SQL Clone
SQLServerCentral is supported by Redgate
Log in  ::  Register  ::  Not logged in

Better Know A SSIS Transform – The Sort Transform

This is part 2 of my 29 part series called Better Know A SSIS Transform.  Hopefully you will find the series informative.  I will tell you a little about each transform and follow it up with a demo basic you can do on your own.  Screenshots that go with examples can be viewed from my regular blog site.  http://blogs.pragmaticworks.com/devin_knight/

When developing SSIS packages you are bound find out that some transforms require your data to be sorted before it can accept new input rows (Ex. Merge & Merge Join).  The Sort Transform may be one of the more frequently used transforms for that reason, but it really should be one of the most avoided. 

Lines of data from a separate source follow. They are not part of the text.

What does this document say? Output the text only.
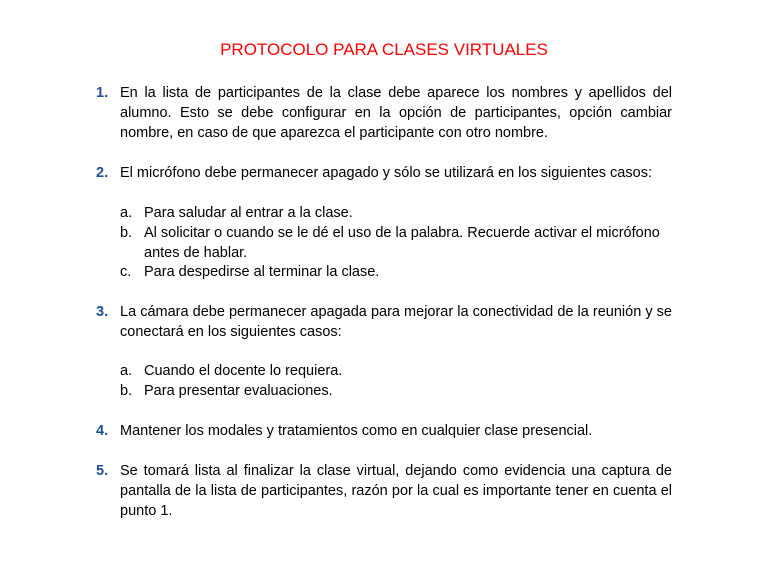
PROTOCOLO PARA CLASES VIRTUALES
1. En la lista de participantes de la clase debe aparece los nombres y apellidos del alumno. Esto se debe configurar en la opción de participantes, opción cambiar nombre, en caso de que aparezca el participante con otro nombre.
2. El micrófono debe permanecer apagado y sólo se utilizará en los siguientes casos:
a. Para saludar al entrar a la clase.
b. Al solicitar o cuando se le dé el uso de la palabra. Recuerde activar el micrófono antes de hablar.
c. Para despedirse al terminar la clase.
3. La cámara debe permanecer apagada para mejorar la conectividad de la reunión y se conectará en los siguientes casos:
a. Cuando el docente lo requiera.
b. Para presentar evaluaciones.
4. Mantener los modales y tratamientos como en cualquier clase presencial.
5. Se tomará lista al finalizar la clase virtual, dejando como evidencia una captura de pantalla de la lista de participantes, razón por la cual es importante tener en cuenta el punto 1.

Why Avoid the Sort Transform?

Hopefully after you read this section you will agree with me that the new title of this blog should be  Better Know a SSIS Transform Better Not Know a SSIS Transform.

The Sort Transform is a fully blocking asynchronous transform, meaning no rows can pass this transform until all rows have been sorted.  If you take a minute to think about it that makes sense.  You cannot send rows further down the Data Flow until all the rows have been sorted, so the Sort Transform holds up the show. 

The best way to visualize this is to think of a deck of cards.  You have a Conditional Split that wants to split the face cards from the numbered cards.  Before that can happen you have a Sort Transform that will sort all the cards by numbers and face value.  None of the cards can reach the Conditional Split until all the cards have been sorted causing our package to stall at the Sort Transform until all the rows have been processed.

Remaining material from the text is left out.